South Africa: Zuma auf Mbeki


Die Regierungspartei Südafrikas, der Afrikanische Nationalkongress (ANC), befindet sich in einer schweren Krise. Ausgelöst wurde jene durch die Suspendierung von ANC-Vize Jacob Zuma Ende 2005, seither ist die Partei gespalten. Denn ein Großteil der Mitglieder bezweifelt, ob sich hinter den Korruptionsvorwürfen gegen Zuma nicht politisches Kalkül rund um das Lager des Präsidenten Thabo Mbeki versteckt.
(Der Standard, 13.1.2007)
Der Beitrag des österreichischen Standard machte noch einmal deutlich, dass es zwischen Staatspräsident Mbeki und seinem ANC-Vize Zuma seit Jahren nicht ganz koscher zugeht. Zuma ist der linke Populist, der eher für den alten, sozialistischen ANC steht. Mbeki, auch ein alter ANC-Kämpfer, hatte in den vergangenen sieben Jahren einen liberalen Kurs in der Wirtschaft propagiert und war damit in den Augen vieler ANCler gescheitert. Noch immer lebt gut die Hälfte der - schwarzen - Bevölkerung des Kap-Staates in bitterer Armut und obwohl in einigen Townships wie Soweto bei Johannesburg oder Kayelitsha in Cape Town in den vergangenen Jahren massiv in die Infrastruktur investiert wurde, fehlt der Bevölkerung Arbeit, um die Lebenshaltungskosten decken zu können.
Südafrikas Probleme sind insgesamt in den vergangenen Jahren gewachsen, als dass sie gelöst wurden. Die Arbeitslosigkeit unter der schwarzen Bevölkerung ist immer noch ein ebenso wenig gelöstes Problem wie die trotz der affirmation policy (Stichwort: A better life for all) die weiterhin bestehenden Auswirkungen der früheren Apartheid-Politik. Schwarze findet man in den Führungsebenen Südafrikas immer noch recht selten und die vom ANC favorisierte Landumverteilung ist noch nicht ansatzweise begonnen worden.

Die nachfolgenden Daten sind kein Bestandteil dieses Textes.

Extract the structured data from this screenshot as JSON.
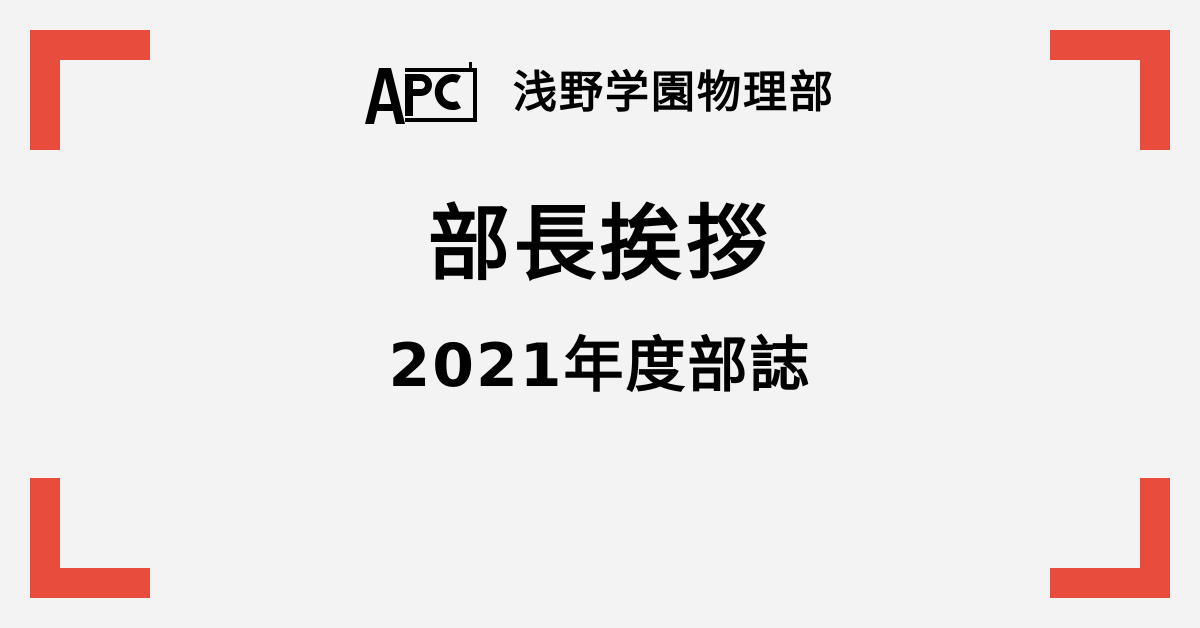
{
  "colors": {
    "background": "#f3f3f3",
    "accent": "#e84c3d",
    "text": "#000000"
  },
  "logo": {
    "text": "APC",
    "icon": "apc-logo-icon"
  },
  "header": {
    "org_name": "浅野学園物理部"
  },
  "main": {
    "title": "部長挨拶",
    "subtitle": "2021年度部誌"
  }
}
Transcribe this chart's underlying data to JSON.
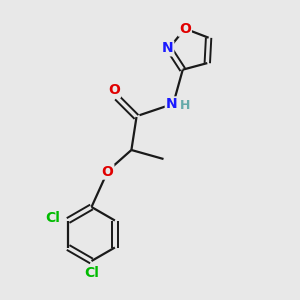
{
  "bg_color": "#e8e8e8",
  "bond_color": "#1a1a1a",
  "atom_colors": {
    "O": "#e00000",
    "N": "#1a1aff",
    "Cl": "#00bb00",
    "H": "#66aaaa"
  },
  "figsize": [
    3.0,
    3.0
  ],
  "dpi": 100,
  "xlim": [
    0,
    10
  ],
  "ylim": [
    0,
    10
  ]
}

Aber wird Zuma die Probleme lösen können? Dies ist ist eher unwahrscheinlich, den Zuma setzt auf Rezepte, wie sie im Nachbarstaat Namibia unter dem dortigen ehemaligen Präsidenten Sam Nujoma gescheitert sind und Simbabwe ins internationale Aus gesetzt haben.
Südafrika wird die Landfrage beispielsweise endlich angehen müssen und dazu gehört auch, dass bisherige vor allem weisse Farmer enteignet werden. Anders als aber in Simbabwe bedarf es hierfür klarer Regelungen und Verfahren, eine Entschädigung der bisherigen Besitzer und eine Ausbildung der Neubesitzer.

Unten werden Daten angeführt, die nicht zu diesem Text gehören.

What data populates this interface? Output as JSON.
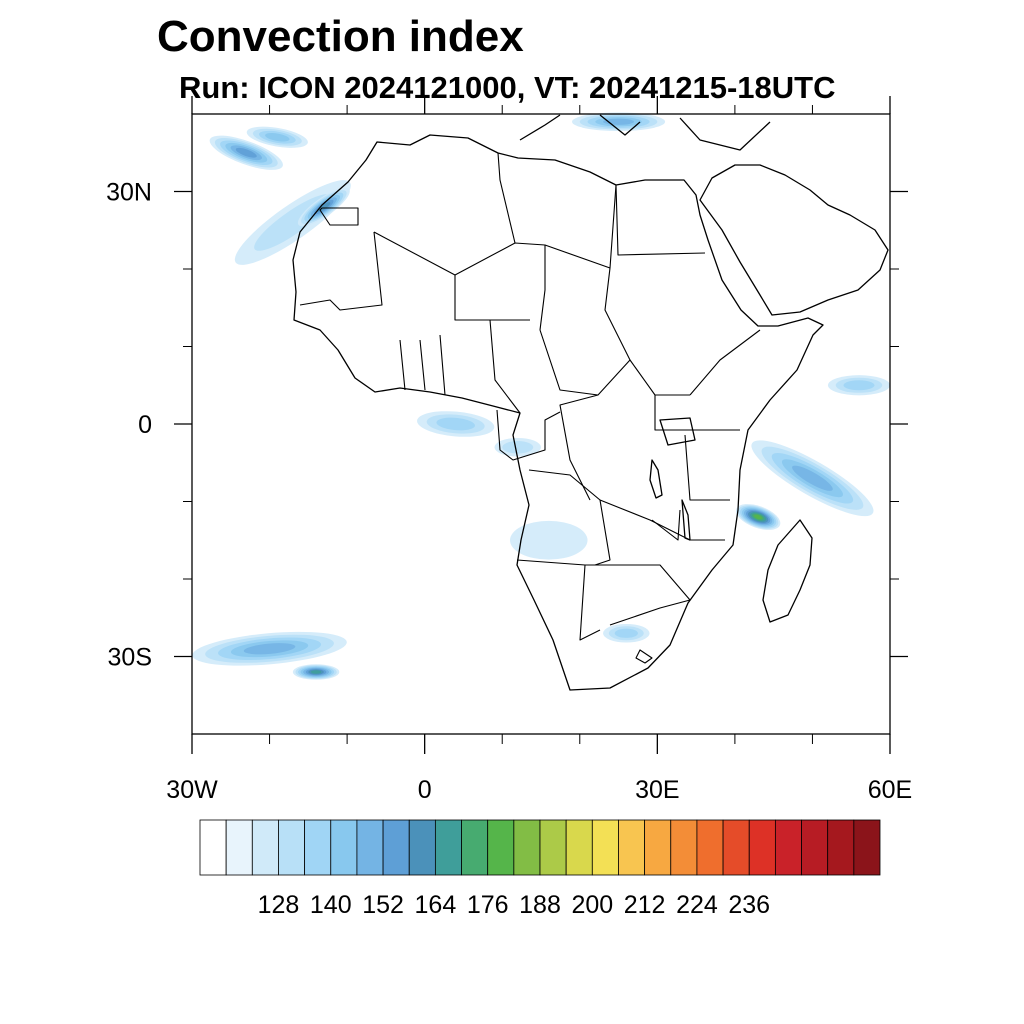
{
  "header": {
    "title": "Convection index",
    "subtitle": "Run: ICON 2024121000,  VT: 20241215-18UTC"
  },
  "map": {
    "extent": {
      "lon": [
        -30,
        60
      ],
      "lat": [
        -40,
        40
      ]
    },
    "lat_ticks": [
      {
        "value": 30,
        "label": "30N"
      },
      {
        "value": 0,
        "label": "0"
      },
      {
        "value": -30,
        "label": "30S"
      }
    ],
    "lon_ticks": [
      {
        "value": -30,
        "label": "30W"
      },
      {
        "value": 0,
        "label": "0"
      },
      {
        "value": 30,
        "label": "30E"
      },
      {
        "value": 60,
        "label": "60E"
      }
    ],
    "minor_lon_ticks": [
      -20,
      -10,
      10,
      20,
      40,
      50
    ],
    "minor_lat_ticks": [
      20,
      10,
      -10,
      -20
    ],
    "field_patches": [
      {
        "lon": -17,
        "lat": 26,
        "rx": 9,
        "ry": 2.2,
        "rot": 35,
        "level": 3
      },
      {
        "lon": -13,
        "lat": 28,
        "rx": 4,
        "ry": 1.2,
        "rot": 35,
        "level": 8
      },
      {
        "lon": -23,
        "lat": 35,
        "rx": 5,
        "ry": 1.5,
        "rot": -20,
        "level": 7
      },
      {
        "lon": -19,
        "lat": 37,
        "rx": 4,
        "ry": 1.2,
        "rot": -10,
        "level": 5
      },
      {
        "lon": 4,
        "lat": 0,
        "rx": 5,
        "ry": 1.6,
        "rot": -5,
        "level": 4
      },
      {
        "lon": 12,
        "lat": -3,
        "rx": 3,
        "ry": 1.2,
        "rot": 0,
        "level": 3
      },
      {
        "lon": 50,
        "lat": -7,
        "rx": 9,
        "ry": 2.2,
        "rot": -30,
        "level": 6
      },
      {
        "lon": 43,
        "lat": -12,
        "rx": 3,
        "ry": 1.4,
        "rot": -20,
        "level": 11
      },
      {
        "lon": 56,
        "lat": 5,
        "rx": 4,
        "ry": 1.3,
        "rot": 0,
        "level": 4
      },
      {
        "lon": -20,
        "lat": -29,
        "rx": 10,
        "ry": 2,
        "rot": 5,
        "level": 6
      },
      {
        "lon": -14,
        "lat": -32,
        "rx": 3,
        "ry": 1,
        "rot": 0,
        "level": 9
      },
      {
        "lon": 26,
        "lat": -27,
        "rx": 3,
        "ry": 1.2,
        "rot": 0,
        "level": 4
      },
      {
        "lon": 16,
        "lat": -15,
        "rx": 5,
        "ry": 2.5,
        "rot": 0,
        "level": 2
      },
      {
        "lon": 25,
        "lat": 39,
        "rx": 6,
        "ry": 1.2,
        "rot": 0,
        "level": 6
      }
    ]
  },
  "colorbar": {
    "colors": [
      "#ffffff",
      "#e8f4fc",
      "#d0eaf9",
      "#b8e0f7",
      "#a0d5f5",
      "#88c8ee",
      "#74b4e4",
      "#5e9fd6",
      "#4b91ba",
      "#3f9e9a",
      "#47ab70",
      "#55b54a",
      "#82bd45",
      "#acca48",
      "#d9d84c",
      "#f3e055",
      "#f8c550",
      "#f7a841",
      "#f38d37",
      "#ef6e2d",
      "#e54c29",
      "#dd3126",
      "#c92229",
      "#b71c24",
      "#a5181e",
      "#8b141a"
    ],
    "tick_labels": [
      "128",
      "140",
      "152",
      "164",
      "176",
      "188",
      "200",
      "212",
      "224",
      "236"
    ],
    "label_every": 2,
    "label_start": 2
  }
}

  1. Die bisherigen Landbesitzer haben - unabhängig von den Verteilungsregelungen unter der Apartheid - ihr Land meist von ihren Familien übernommen, sind Verpflichtungen eingegangen und haben hier Leben einschließlich ihres Lebensabends auf die Farmen abgestellt. Eine Enteignung ohne angemessene Entschädigung würde nicht nur eine neue Klasse unzufriedener Bevölkerungsteile schaffen, sondern auch eine Schicht von verarmten Ex-Farmern, die auf Unterstützung des Staates angewiesen sind. Dies mag zunächst günstiger erscheinen, mit den generationsweiten Folgen, unter denen bis heute auch die schwarze Bevölkerung zu kämpfen hat, wird dies jedoch langfristig deutlich teurer.
    Die Erfahrung in den Nachbarstaaten hat gezeigt, dass die Farmbesitzer zwar des Druckes bedürfen, jedoch durchaus bereit sind, einen fairen Ausgleich zu zulassen. Zuma, sollte er Präsident werden, sollte hier die angebotene Hilfe der internationalen Gemeinschaft - vor allem zur Finanzierung dieses Programmes - annehmen und auf die Farmer entsprechend zugehen.
  2. Namibia hat gezeigt, dass die schwarze Bevölkerung derzeit nicht ausreichend qualifiziert ist, um effizient Landbau zu betreiben. Die Verödung ganzer Farmen im Osten Namibias macht deutlich, dass hierfür Hilfe und Ausbildung zwingend erforderlich ist. Zuma wird also nicht umhinkommen, dies auch seinen Anhängern deutlich zu machen und hier massiv in diese Programme zu investieren. Geschieht dies nicht, wird sich an der Verarmung der schwarzen Bevölkerung nichts ändern. Jedoch um den Preis, dass dann auch die enteigntene Farmen auch nicht mehr arbeiten werden und veröden.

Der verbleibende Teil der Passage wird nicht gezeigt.